6 Examples of NPS Charts: How to Best To Visualize a Net Promoter Score
Love it, hate it (or neither…) – Net Promoter Score (NPS) is a key success measure in countless businesses across the world. It drives strategy, CEO bonuses, training, customer service policy, and permeates through all levels of business.
For those of you asking “What’s a Net Promoter Score?”, NPS is a measurement ranging from -100 to 100 (often measured as a 0 to 10 score) that describes the willingness of customers to promote or recommend the products/services of a company. The higher the score, the more likely the customer would promote. The concept of customer promotion has been around for some time, with great business minds such as Walt Disney articulating its importance well before the term ‘Net Promoter Score’ first appeared in the Harvard Business review in 2003.
Do what you do so well, that people can’t resist telling others about you – Walt Disney
So, how can we take advantage of this key metric by visualizing it effectively in our reports? We know that data visualization can be used to control the way information is viewed, normalize peaks or troughs; and there’s certainly no lack of ways to visualize data.
What’s the best way to use data viz to communicate NPS clearly, accurately, and effectively?
Hint: There’s more than one answer. We’ve made and found some examples of NPS charts and NPS infographics that we think are the best visualize this customer satisfaction metric.
This version of the box plot does a good job of showing and comparing positive and negative trends in a range of industries and makes it easy to see the spread of customers across each. A simple reordering of the individual industries into ‘similar industry categories’ could provide even more insight into customer behavior based on industry type.
The scatter plot allows a much more detailed view of sentiment analysis and displays a range of variables that show a lot more than the traditional 0-10 NPS metric. This provides more actionable outcomes but is not as simple as the usual NPS metric.
This example shows a simple and effective use of infographic-style icons to explain NPS rather than display the metrics for a particular survey or report. As many reports are charts and metric heavy, it works well to differentiate detractors, neutrals, and promoters and where they fit into the index. While the imagery in pictographs is the main difference setting it apart from other types of data viz, the combination of effective color, labels, and clear scaling can be applied to most other visualizations.
The gauge is a fairly contentious chart type (mainly due to its criminal overuse in its early days of dashboard design) but as you can see here it does a great job of focusing on the main metric then subsequent numbers, followed by some room for explanation. It provides a clear indication of both target and current rates which makes for a quick and efficient insight into how NPS is tracking.
Infographics often use a combination of graphs, icons, color, and bold labels, making them perfect for presentations and shareable collateral that aim to engage the audience. These two are great examples of data-driven infographic reports and use a culmination of different reporting elements that interpret the NPS.

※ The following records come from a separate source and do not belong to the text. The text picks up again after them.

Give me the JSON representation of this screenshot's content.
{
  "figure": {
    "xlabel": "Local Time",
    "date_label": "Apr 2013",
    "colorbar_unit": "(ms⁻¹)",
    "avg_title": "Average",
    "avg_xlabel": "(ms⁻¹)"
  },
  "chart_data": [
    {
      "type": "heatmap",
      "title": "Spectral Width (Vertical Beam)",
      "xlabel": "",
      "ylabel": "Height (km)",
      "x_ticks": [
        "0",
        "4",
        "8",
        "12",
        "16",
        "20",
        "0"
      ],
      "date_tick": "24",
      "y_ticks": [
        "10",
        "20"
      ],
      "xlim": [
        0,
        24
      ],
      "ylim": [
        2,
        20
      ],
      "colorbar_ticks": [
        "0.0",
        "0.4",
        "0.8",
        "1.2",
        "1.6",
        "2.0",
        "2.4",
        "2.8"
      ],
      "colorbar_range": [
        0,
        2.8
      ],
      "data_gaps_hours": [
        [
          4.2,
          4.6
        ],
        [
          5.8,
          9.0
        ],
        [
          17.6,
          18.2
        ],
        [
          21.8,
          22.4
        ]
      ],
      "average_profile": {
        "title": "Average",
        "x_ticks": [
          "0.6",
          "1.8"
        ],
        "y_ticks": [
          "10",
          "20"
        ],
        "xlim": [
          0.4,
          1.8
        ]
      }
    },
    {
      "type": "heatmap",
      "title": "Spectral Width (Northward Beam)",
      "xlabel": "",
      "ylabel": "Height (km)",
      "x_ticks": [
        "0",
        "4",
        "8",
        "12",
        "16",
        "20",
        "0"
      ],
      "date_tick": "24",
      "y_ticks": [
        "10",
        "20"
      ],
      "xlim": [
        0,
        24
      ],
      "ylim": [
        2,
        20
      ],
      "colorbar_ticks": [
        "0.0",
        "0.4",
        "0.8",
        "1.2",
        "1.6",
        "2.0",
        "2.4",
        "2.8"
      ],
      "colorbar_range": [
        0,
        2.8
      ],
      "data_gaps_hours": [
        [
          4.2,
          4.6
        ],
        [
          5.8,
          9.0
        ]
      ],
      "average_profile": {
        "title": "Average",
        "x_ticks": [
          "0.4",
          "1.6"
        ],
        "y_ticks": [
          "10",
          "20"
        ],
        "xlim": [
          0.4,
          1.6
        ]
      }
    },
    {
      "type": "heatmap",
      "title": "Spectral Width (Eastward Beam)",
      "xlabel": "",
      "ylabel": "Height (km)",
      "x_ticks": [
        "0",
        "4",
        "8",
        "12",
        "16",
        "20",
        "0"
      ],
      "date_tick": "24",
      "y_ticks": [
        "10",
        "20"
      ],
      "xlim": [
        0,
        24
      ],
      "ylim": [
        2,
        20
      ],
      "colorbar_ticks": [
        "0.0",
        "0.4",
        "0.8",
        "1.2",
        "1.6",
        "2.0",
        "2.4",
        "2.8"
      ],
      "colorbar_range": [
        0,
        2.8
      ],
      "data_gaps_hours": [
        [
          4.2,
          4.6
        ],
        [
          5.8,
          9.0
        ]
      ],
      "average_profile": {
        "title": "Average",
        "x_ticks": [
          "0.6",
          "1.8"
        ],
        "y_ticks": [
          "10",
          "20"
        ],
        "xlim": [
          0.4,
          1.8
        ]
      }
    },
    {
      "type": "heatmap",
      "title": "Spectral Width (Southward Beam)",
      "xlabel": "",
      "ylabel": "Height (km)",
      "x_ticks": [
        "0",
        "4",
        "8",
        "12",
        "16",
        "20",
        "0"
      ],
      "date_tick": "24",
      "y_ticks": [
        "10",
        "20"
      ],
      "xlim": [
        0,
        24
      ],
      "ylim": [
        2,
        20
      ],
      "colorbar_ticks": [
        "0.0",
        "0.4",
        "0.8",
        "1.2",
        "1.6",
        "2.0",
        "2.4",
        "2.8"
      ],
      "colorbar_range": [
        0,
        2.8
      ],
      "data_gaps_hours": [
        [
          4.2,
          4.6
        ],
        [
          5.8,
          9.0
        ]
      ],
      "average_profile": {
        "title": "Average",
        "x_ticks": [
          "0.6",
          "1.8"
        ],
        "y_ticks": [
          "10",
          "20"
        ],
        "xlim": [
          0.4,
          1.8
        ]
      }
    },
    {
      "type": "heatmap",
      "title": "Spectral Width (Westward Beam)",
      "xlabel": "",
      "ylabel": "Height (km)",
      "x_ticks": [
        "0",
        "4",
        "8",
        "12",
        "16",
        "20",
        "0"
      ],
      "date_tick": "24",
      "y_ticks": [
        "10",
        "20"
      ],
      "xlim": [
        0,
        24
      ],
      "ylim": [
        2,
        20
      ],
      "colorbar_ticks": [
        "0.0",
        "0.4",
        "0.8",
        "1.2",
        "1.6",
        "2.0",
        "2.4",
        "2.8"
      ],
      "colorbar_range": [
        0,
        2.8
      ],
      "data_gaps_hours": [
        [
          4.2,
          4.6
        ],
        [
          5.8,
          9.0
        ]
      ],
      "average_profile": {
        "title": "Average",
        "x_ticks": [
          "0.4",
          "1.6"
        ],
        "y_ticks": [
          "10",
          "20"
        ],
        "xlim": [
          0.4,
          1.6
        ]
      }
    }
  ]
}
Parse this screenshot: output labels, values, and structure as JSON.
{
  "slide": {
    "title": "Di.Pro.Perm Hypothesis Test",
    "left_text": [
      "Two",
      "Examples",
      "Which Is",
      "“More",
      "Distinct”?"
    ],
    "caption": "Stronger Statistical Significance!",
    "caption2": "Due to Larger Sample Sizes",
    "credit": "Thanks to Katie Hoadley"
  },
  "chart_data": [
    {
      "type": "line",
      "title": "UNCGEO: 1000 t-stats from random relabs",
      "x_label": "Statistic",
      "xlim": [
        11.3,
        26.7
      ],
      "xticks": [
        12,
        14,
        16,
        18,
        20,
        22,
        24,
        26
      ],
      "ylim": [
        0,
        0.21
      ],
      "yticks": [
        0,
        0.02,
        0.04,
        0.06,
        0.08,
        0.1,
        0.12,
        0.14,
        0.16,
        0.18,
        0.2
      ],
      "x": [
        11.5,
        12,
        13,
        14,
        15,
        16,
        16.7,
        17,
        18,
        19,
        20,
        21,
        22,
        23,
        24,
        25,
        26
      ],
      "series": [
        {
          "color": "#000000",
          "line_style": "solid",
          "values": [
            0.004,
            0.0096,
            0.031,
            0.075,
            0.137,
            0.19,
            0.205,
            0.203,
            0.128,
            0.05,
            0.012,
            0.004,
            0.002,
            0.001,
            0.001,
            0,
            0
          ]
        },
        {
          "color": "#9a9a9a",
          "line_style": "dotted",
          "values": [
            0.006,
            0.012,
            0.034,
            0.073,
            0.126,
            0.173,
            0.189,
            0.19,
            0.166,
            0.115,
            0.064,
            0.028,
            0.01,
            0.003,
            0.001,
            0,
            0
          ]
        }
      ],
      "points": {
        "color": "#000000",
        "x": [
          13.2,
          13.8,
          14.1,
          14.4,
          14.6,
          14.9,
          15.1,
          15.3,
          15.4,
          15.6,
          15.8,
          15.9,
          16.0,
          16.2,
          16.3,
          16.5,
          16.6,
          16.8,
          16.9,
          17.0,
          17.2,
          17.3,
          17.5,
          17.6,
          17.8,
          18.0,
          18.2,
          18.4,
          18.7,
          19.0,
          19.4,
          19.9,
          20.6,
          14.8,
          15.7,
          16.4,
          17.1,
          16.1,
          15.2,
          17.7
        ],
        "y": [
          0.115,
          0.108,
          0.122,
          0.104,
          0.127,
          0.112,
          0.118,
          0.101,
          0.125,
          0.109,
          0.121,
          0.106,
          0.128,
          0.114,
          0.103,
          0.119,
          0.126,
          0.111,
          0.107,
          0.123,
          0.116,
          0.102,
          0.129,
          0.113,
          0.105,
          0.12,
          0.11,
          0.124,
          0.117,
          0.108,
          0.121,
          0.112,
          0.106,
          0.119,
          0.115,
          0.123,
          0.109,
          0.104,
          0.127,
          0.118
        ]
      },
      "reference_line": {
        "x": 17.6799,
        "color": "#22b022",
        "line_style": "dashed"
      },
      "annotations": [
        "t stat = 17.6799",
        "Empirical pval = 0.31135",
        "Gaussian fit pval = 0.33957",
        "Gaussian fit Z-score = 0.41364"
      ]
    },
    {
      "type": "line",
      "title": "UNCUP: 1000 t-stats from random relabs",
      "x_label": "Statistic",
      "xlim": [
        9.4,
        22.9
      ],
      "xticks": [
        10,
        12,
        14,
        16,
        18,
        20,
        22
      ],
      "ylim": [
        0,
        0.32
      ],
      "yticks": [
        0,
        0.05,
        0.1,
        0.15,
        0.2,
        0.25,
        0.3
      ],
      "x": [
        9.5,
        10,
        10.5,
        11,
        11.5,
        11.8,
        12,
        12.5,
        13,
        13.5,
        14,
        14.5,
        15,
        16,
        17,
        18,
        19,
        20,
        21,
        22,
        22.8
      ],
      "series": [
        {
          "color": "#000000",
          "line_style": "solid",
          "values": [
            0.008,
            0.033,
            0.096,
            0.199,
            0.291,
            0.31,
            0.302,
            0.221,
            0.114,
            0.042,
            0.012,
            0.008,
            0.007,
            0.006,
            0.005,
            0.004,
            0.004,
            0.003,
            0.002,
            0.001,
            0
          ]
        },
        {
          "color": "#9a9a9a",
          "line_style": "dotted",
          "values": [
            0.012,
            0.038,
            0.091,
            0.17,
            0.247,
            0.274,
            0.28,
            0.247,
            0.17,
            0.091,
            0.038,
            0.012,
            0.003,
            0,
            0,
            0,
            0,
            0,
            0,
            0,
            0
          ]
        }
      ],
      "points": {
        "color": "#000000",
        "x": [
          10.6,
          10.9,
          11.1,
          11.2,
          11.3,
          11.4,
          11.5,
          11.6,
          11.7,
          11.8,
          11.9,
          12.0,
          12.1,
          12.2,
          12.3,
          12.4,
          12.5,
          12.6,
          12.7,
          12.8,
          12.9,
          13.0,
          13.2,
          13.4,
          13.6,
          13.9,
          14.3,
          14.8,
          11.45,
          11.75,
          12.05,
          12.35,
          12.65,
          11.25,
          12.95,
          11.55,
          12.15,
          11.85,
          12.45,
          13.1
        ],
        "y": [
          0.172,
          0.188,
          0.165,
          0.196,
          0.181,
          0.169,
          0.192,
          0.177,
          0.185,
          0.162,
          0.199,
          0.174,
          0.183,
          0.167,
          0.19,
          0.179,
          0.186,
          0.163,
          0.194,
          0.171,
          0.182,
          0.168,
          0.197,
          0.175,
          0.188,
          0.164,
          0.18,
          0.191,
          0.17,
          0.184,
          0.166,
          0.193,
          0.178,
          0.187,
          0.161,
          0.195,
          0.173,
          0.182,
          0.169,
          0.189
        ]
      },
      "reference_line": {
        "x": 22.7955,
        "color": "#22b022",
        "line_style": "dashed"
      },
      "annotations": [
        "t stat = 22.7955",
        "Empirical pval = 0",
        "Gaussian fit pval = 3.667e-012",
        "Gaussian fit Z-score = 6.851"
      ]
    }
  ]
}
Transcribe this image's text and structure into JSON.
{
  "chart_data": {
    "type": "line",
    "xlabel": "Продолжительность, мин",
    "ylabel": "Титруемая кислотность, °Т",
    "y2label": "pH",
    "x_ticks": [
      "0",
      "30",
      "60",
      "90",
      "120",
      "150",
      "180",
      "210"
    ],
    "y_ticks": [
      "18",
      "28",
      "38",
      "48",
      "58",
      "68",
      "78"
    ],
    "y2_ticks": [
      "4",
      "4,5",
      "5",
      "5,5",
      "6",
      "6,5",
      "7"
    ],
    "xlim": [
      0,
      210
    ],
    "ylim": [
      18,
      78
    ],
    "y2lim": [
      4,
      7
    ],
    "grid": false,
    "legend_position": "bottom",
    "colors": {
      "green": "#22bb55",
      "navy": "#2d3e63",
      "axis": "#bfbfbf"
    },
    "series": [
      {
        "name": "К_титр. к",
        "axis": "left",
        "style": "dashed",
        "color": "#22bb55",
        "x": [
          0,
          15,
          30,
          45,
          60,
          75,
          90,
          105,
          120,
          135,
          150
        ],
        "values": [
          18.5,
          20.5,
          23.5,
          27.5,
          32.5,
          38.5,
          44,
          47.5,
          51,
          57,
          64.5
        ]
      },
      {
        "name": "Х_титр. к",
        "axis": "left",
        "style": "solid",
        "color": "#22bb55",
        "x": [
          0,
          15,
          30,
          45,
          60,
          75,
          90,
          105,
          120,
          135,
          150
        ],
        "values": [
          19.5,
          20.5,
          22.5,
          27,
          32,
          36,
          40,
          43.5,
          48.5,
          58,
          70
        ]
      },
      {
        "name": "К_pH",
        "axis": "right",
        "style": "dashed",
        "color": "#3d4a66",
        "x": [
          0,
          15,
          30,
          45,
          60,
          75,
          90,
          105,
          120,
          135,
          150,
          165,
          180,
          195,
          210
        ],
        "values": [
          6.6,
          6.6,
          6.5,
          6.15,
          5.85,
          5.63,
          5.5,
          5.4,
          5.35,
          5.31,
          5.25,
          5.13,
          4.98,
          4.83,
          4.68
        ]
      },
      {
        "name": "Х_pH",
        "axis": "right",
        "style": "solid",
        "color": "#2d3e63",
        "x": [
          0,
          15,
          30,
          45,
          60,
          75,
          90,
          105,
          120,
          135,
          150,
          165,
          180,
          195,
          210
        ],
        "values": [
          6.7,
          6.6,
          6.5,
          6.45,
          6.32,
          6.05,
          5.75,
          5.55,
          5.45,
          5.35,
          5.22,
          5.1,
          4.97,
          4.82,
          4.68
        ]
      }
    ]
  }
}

The Alignable infographic utilizes the NPS index as a method for ordering the data in their visualization, making for a logical and linear communication of companies with best to worst NPSs. The addition of a customer quote alongside the numeric score for each company provides real-life insights into how the score translates into customer mentality.
In contrast, the CustomerGauge infographic uses a variety of individual displays to contextualize the data. Starting with broader data sets, the visualizations drill deeper into the data the further down on the display they appear.
Both of these examples use long layout designs to lead the reader down into their visualizations. This is a great method for storytelling in data but isn’t necessarily the only way to display an infographic.
Stacked Bar with Trends
With some of the great attributes that a box plot provides, this stacked bar chart comes complete with the segmented scores, allowing for quick comparison of departments’ overall NPS performance. The color blocks in each bar also give a great visual indication of the customer profiles at first glance making this style of data viz a truly effective means of communicating NPS.